Results Eighty-seven (95%), 8 (9%) and 4 (4%) men at the LSU site had positive NG cultures at the urethra, pharynx and rectal sites, respectively. Eight (2%) isolates from the trial were NM and all were from LSU. Eight (8%) LSU isolates were NM from 5 (5%) men. Three (3%) isolates were urethral (Group C-2/Group B-1), 1 (1%) was rectal (Group B-1) and 4 (4%) were pharyngeal isolates (Group B-1/Non-typable-3). One heterosexual and two homosexual men with NM urethritis had purulent discharge and urethral smears identical to gonorrhoea. All Group B isolates were from a vaccinated college student. No NM isolates (0/192) were found in urethral cultures collected in New Orleans in 2013.

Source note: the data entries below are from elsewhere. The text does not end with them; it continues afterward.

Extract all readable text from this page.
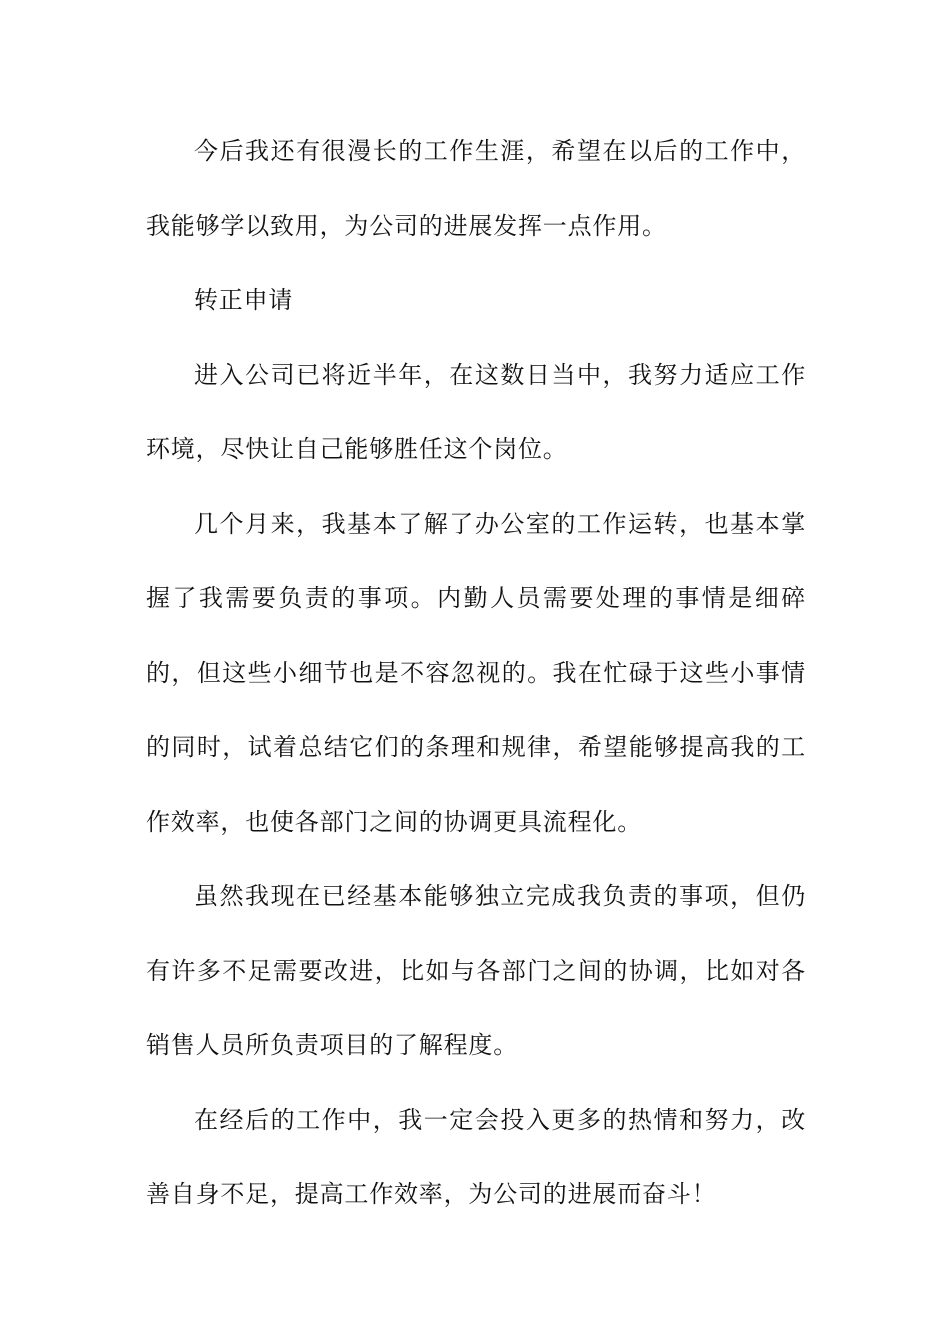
今后我还有很漫长的工作生涯，希望在以后的工作中，我能够学以致用，为公司的进展发挥一点作用。

转正申请

进入公司已将近半年，在这数日当中，我努力适应工作环境，尽快让自己能够胜任这个岗位。

几个月来，我基本了解了办公室的工作运转，也基本掌握了我需要负责的事项。内勤人员需要处理的事情是细碎的，但这些小细节也是不容忽视的。我在忙碌于这些小事情的同时，试着总结它们的条理和规律，希望能够提高我的工作效率，也使各部门之间的协调更具流程化。

虽然我现在已经基本能够独立完成我负责的事项，但仍有许多不足需要改进，比如与各部门之间的协调，比如对各销售人员所负责项目的了解程度。

在经后的工作中，我一定会投入更多的热情和努力，改善自身不足，提高工作效率，为公司的进展而奋斗！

Conclusion Reports of urogenital NM infections clinically indistinguishable from NG have increased with changes in sexual practices, particularly increase in oral sex. All men with NM urethritis in this report received oral sex. In most clinical settings NM infection will not be recognised because NAAT testing has replaced culture and Gram stains are seldom performed. In addition, sexually transmitted NM infections may also cluster geographically and in time periods.

Disclosure of interest This study was funded by Melinta Therapeutics.